Engineered geopolymer composites: A state-of-the-art review

Abstract

Engineered cementitious composite (ECC) featuring extraordinary tensile ductility is a promising option for many structural applications but its large-scale manufacture is not eco-friendly due to its binding ingredient, Portland cement. One of the potential alternatives to ECC is engineered geopolymer composites (EGC) that have been increasingly studied in recent years. This paper presents a comprehensive review of the state-of-the-art of EGC in terms of design theory, mix design, fabrication process, engineering properties, durability and environmental benefit, with special focus on the effects of different material composition factors including precursor, activator, aggregate, additive and fibre on the critical material properties of EGC especially uniaxial tensile properties.

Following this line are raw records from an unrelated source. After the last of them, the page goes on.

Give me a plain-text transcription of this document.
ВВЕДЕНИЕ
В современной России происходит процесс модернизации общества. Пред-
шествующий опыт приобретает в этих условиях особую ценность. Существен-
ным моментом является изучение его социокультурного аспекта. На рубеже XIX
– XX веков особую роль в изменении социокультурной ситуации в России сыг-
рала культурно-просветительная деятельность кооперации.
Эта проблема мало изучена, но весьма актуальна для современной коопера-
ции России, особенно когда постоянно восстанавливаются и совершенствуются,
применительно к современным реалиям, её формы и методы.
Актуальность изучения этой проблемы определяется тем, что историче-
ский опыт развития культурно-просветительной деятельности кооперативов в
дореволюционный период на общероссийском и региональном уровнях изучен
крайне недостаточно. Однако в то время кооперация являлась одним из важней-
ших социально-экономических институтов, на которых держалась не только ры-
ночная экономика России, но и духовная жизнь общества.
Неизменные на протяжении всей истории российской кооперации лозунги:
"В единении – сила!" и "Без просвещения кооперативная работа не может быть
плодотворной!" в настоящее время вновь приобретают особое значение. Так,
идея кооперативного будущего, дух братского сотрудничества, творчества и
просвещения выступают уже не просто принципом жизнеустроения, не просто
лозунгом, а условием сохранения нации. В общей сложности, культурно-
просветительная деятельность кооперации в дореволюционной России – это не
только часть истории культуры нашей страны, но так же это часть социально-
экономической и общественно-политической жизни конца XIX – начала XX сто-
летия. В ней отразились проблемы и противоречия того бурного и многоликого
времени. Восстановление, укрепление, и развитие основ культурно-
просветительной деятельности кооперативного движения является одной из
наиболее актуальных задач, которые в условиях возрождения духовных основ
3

The correlations between essential mechanical properties are discussed in depth. The unique tensile behaviour of EGC can be tailored by modifying the material composition that would change its internal microstructure and in turn alter the matrix properties and fibre-matrix interfacial behaviour. Compared to typical ECC, around 64% of EGC mixtures have higher tensile strain capacity (over 2.49%) and about 27% of mixtures exhibit larger tensile strength (over 4.86 MPa). Through adjusting the mix design of EGC, it holds promises as a cost-effective and sustainable material for applications against dynamic loadings, fire and chemical attacks, as well as 3D concrete printing. This review summarises the recent advances in EGC and identifies the remaining challenges in development of EGC with desired properties for practical applications.